Tutto può succedere: tutto. Oppure niente. Chi può dirlo? Il mondo, mostruoso, è fatto così, e alla fine ci consuma tutti. Chi sono io, amministrato o no, per avere l'audacia di sopravvivere?
(Anything can happen: anything. Or nothing. Who can say? The world, monstrous, is made that way, and in the end consumes us all. Who am I, administrated or no, to have the audacity to survive it?)
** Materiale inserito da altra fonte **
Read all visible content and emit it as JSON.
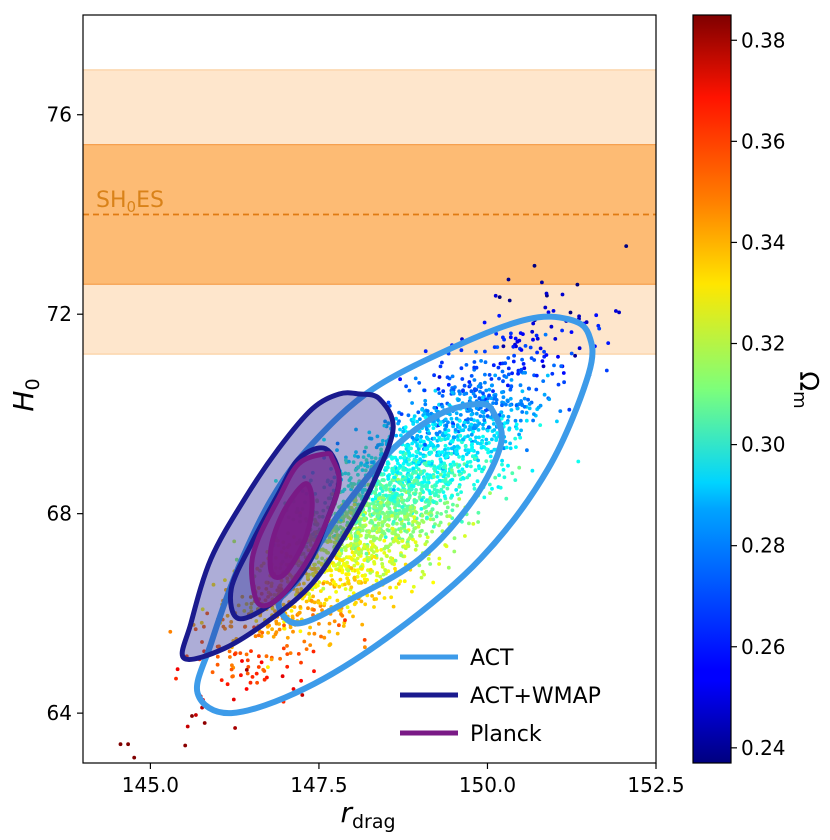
{
  "chart_data": {
    "type": "scatter",
    "xlabel": "r",
    "xlabel_sub": "drag",
    "ylabel": "H",
    "ylabel_sub": "0",
    "xlim": [
      144.0,
      152.5
    ],
    "ylim": [
      63.0,
      78.0
    ],
    "xticks": [
      145.0,
      147.5,
      150.0,
      152.5
    ],
    "xtick_labels": [
      "145.0",
      "147.5",
      "150.0",
      "152.5"
    ],
    "yticks": [
      64,
      68,
      72,
      76
    ],
    "ytick_labels": [
      "64",
      "68",
      "72",
      "76"
    ],
    "sh0es": {
      "label_main": "SH",
      "label_sub": "0",
      "label_end": "ES",
      "mean": 74.0,
      "band_1sigma": [
        72.6,
        75.4
      ],
      "band_2sigma": [
        71.2,
        76.9
      ]
    },
    "colorbar": {
      "label": "Ω",
      "label_sub": "m",
      "min": 0.237,
      "max": 0.385,
      "ticks": [
        0.24,
        0.26,
        0.28,
        0.3,
        0.32,
        0.34,
        0.36,
        0.38
      ],
      "tick_labels": [
        "0.24",
        "0.26",
        "0.28",
        "0.30",
        "0.32",
        "0.34",
        "0.36",
        "0.38"
      ]
    },
    "scatter_model": {
      "n_points": 2600,
      "mean_x": 148.6,
      "mean_y": 68.3,
      "sd_x": 1.15,
      "sd_y": 1.55,
      "correlation": 0.86,
      "omega_m_center": 0.305,
      "omega_m_slope_vs_H0": -0.0155,
      "omega_m_scatter": 0.006
    },
    "contours": [
      {
        "name": "ACT",
        "color": "#3d9be9",
        "outer": [
          [
            151.2,
            71.9
          ],
          [
            150.6,
            71.9
          ],
          [
            149.6,
            71.4
          ],
          [
            148.3,
            70.5
          ],
          [
            147.4,
            69.4
          ],
          [
            146.8,
            68.3
          ],
          [
            146.3,
            66.9
          ],
          [
            145.9,
            65.4
          ],
          [
            145.7,
            64.4
          ],
          [
            146.2,
            64.0
          ],
          [
            147.3,
            64.5
          ],
          [
            148.6,
            65.6
          ],
          [
            149.9,
            67.1
          ],
          [
            150.9,
            68.9
          ],
          [
            151.5,
            70.8
          ],
          [
            151.5,
            71.6
          ]
        ],
        "inner": [
          [
            149.9,
            70.2
          ],
          [
            149.3,
            70.0
          ],
          [
            148.6,
            69.3
          ],
          [
            147.8,
            68.0
          ],
          [
            147.2,
            66.7
          ],
          [
            146.9,
            66.2
          ],
          [
            147.2,
            65.8
          ],
          [
            148.0,
            66.3
          ],
          [
            149.0,
            67.1
          ],
          [
            149.8,
            68.3
          ],
          [
            150.2,
            69.4
          ],
          [
            150.1,
            70.0
          ]
        ]
      },
      {
        "name": "ACT+WMAP",
        "color": "#1a1a8e",
        "fill": "rgba(40,40,150,0.38)",
        "outer": [
          [
            148.1,
            70.4
          ],
          [
            147.8,
            70.4
          ],
          [
            147.4,
            70.1
          ],
          [
            146.9,
            69.3
          ],
          [
            146.4,
            68.3
          ],
          [
            145.9,
            67.1
          ],
          [
            145.6,
            65.8
          ],
          [
            145.5,
            65.1
          ],
          [
            146.1,
            65.3
          ],
          [
            146.8,
            65.9
          ],
          [
            147.4,
            66.6
          ],
          [
            147.9,
            67.6
          ],
          [
            148.3,
            68.6
          ],
          [
            148.6,
            69.7
          ],
          [
            148.4,
            70.3
          ]
        ],
        "inner": [
          [
            147.6,
            69.3
          ],
          [
            147.2,
            69.1
          ],
          [
            146.9,
            68.4
          ],
          [
            146.5,
            67.4
          ],
          [
            146.2,
            66.5
          ],
          [
            146.3,
            65.9
          ],
          [
            146.8,
            66.2
          ],
          [
            147.3,
            66.9
          ],
          [
            147.6,
            67.8
          ],
          [
            147.8,
            68.7
          ]
        ]
      },
      {
        "name": "Planck",
        "color": "#7a1a86",
        "fill": "#7a1a86",
        "outer": [
          [
            147.6,
            69.2
          ],
          [
            147.2,
            69.0
          ],
          [
            146.9,
            68.3
          ],
          [
            146.6,
            67.5
          ],
          [
            146.5,
            66.9
          ],
          [
            146.6,
            66.2
          ],
          [
            146.9,
            66.3
          ],
          [
            147.3,
            67.0
          ],
          [
            147.6,
            67.8
          ],
          [
            147.8,
            68.6
          ],
          [
            147.7,
            69.1
          ]
        ],
        "inner": [
          [
            147.3,
            68.6
          ],
          [
            147.0,
            68.1
          ],
          [
            146.8,
            67.4
          ],
          [
            146.8,
            66.8
          ],
          [
            147.0,
            66.8
          ],
          [
            147.3,
            67.5
          ],
          [
            147.4,
            68.2
          ]
        ]
      }
    ],
    "legend": {
      "position": "lower-right",
      "entries": [
        {
          "label": "ACT",
          "color": "#3d9be9"
        },
        {
          "label": "ACT+WMAP",
          "color": "#1a1a8e"
        },
        {
          "label": "Planck",
          "color": "#7a1a86"
        }
      ]
    }
  }
}
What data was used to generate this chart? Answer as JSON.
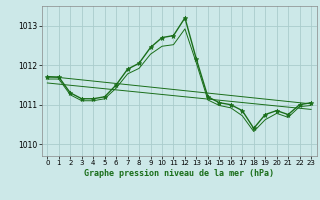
{
  "background_color": "#cce8e8",
  "grid_color": "#aacccc",
  "line_color": "#1a6e1a",
  "title": "Graphe pression niveau de la mer (hPa)",
  "ylim": [
    1009.7,
    1013.5
  ],
  "xlim": [
    -0.5,
    23.5
  ],
  "yticks": [
    1010,
    1011,
    1012,
    1013
  ],
  "xticks": [
    0,
    1,
    2,
    3,
    4,
    5,
    6,
    7,
    8,
    9,
    10,
    11,
    12,
    13,
    14,
    15,
    16,
    17,
    18,
    19,
    20,
    21,
    22,
    23
  ],
  "series": [
    {
      "x": [
        0,
        1,
        2,
        3,
        4,
        5,
        6,
        7,
        8,
        9,
        10,
        11,
        12,
        13,
        14,
        15,
        16,
        17,
        18,
        19,
        20,
        21,
        22,
        23
      ],
      "y": [
        1011.7,
        1011.7,
        1011.3,
        1011.15,
        1011.15,
        1011.2,
        1011.5,
        1011.9,
        1012.05,
        1012.45,
        1012.7,
        1012.75,
        1013.2,
        1012.15,
        1011.2,
        1011.05,
        1011.0,
        1010.85,
        1010.4,
        1010.75,
        1010.85,
        1010.75,
        1011.0,
        1011.05
      ],
      "marker": "*",
      "linewidth": 1.0,
      "markersize": 3.5
    },
    {
      "x": [
        0,
        1,
        2,
        3,
        4,
        5,
        6,
        7,
        8,
        9,
        10,
        11,
        12,
        13,
        14,
        15,
        16,
        17,
        18,
        19,
        20,
        21,
        22,
        23
      ],
      "y": [
        1011.65,
        1011.65,
        1011.25,
        1011.1,
        1011.1,
        1011.15,
        1011.42,
        1011.78,
        1011.92,
        1012.28,
        1012.48,
        1012.52,
        1012.92,
        1012.05,
        1011.12,
        1010.98,
        1010.92,
        1010.72,
        1010.32,
        1010.62,
        1010.78,
        1010.68,
        1010.95,
        1010.98
      ],
      "marker": "None",
      "linewidth": 0.7,
      "markersize": 0
    },
    {
      "x": [
        0,
        23
      ],
      "y": [
        1011.72,
        1011.02
      ],
      "marker": "None",
      "linewidth": 0.7,
      "markersize": 0
    },
    {
      "x": [
        0,
        23
      ],
      "y": [
        1011.55,
        1010.88
      ],
      "marker": "None",
      "linewidth": 0.7,
      "markersize": 0
    }
  ]
}
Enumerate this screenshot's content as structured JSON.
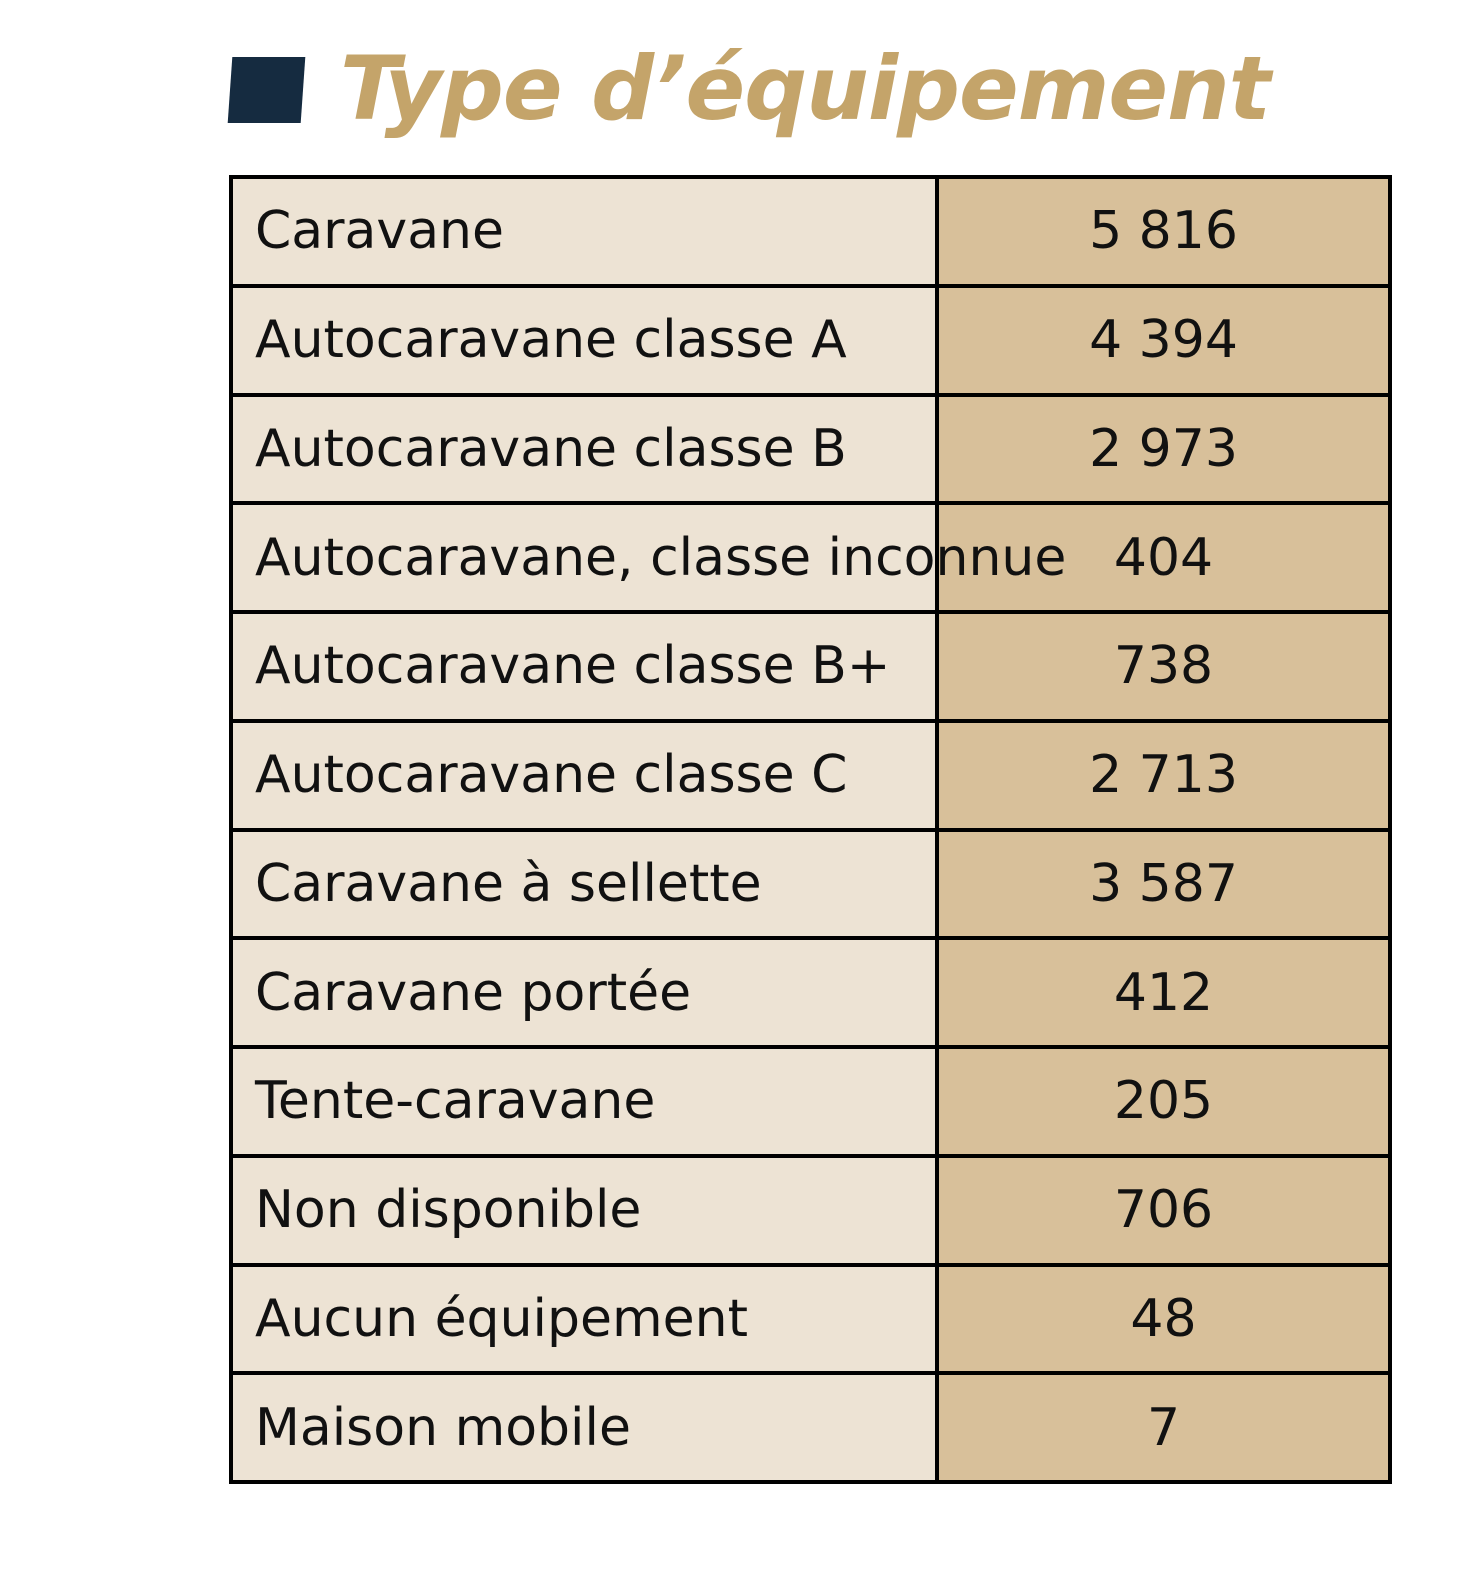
{
  "header": {
    "title": "Type d’équipement"
  },
  "table": {
    "rows": [
      [
        "Caravane",
        "5 816"
      ],
      [
        "Autocaravane classe A",
        "4 394"
      ],
      [
        "Autocaravane classe B",
        "2 973"
      ],
      [
        "Autocaravane, classe inconnue",
        "404"
      ],
      [
        "Autocaravane classe B+",
        "738"
      ],
      [
        "Autocaravane classe C",
        "2 713"
      ],
      [
        "Caravane à sellette",
        "3 587"
      ],
      [
        "Caravane portée",
        "412"
      ],
      [
        "Tente-caravane",
        "205"
      ],
      [
        "Non disponible",
        "706"
      ],
      [
        "Aucun équipement",
        "48"
      ],
      [
        "Maison mobile",
        "7"
      ]
    ]
  }
}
Questa citazione racchiude un profondo disagio esistenziale, una profonda lotta con l’imprevedibilità e la mostruosità intrinseca del mondo. Si apre con il riconoscimento delle infinite possibilità che la vita offre: tutto può succedere, ma paradossalmente forse nulla potrebbe accadere. Questa oscillazione tra gli estremi riflette l’incertezza che definisce gran parte dell’esistenza umana. La frase "il mondo, mostruoso, è fatto così" suggerisce che il caos e l'oscurità non sono aberrazioni ma fondamentali per la natura della realtà. Implica un mondo indifferente, o addirittura ostile, alle aspirazioni umane. L'affermazione culmina in un'introspezione toccante: dato questo mondo mostruoso e indifferente che alla fine consuma tutti gli esseri, chi è il parlante - "amministrato o no" - ad assumere l'audacia di sopravvivere ad esso?
La sopravvivenza stessa diventa non solo un atto fisico ma un atto carico di audacia esistenziale. Mette in discussione la legittimità e forse il diritto di un individuo a continuare a esistere di fronte a un mondo consumistico. Attraverso ciò, la citazione tocca temi come l’assurdità della vita, la fragilità dell’agire umano e la marcia incessante verso la mortalità. L'uso di "amministrato" introduce un elemento di controllo o regolamentazione, alludendo a sistemi o autorità che potrebbero tentare di governare l'esistenza, ma la domanda dell'individuo rimane: tale amministrazione garantisce il diritto di persistere semplicemente?
In definitiva, questo passaggio impressiona per la sua inquietante meditazione sulla condizione umana. Sfida il lettore ad affrontare la natura mostruosa del mondo e a considerare il coraggio, o l’arroganza, necessario per sopportarlo. Ciò risuona profondamente con l'indagine filosofica sul significato della vita e sulle tensioni tra caos, controllo e sopravvivenza.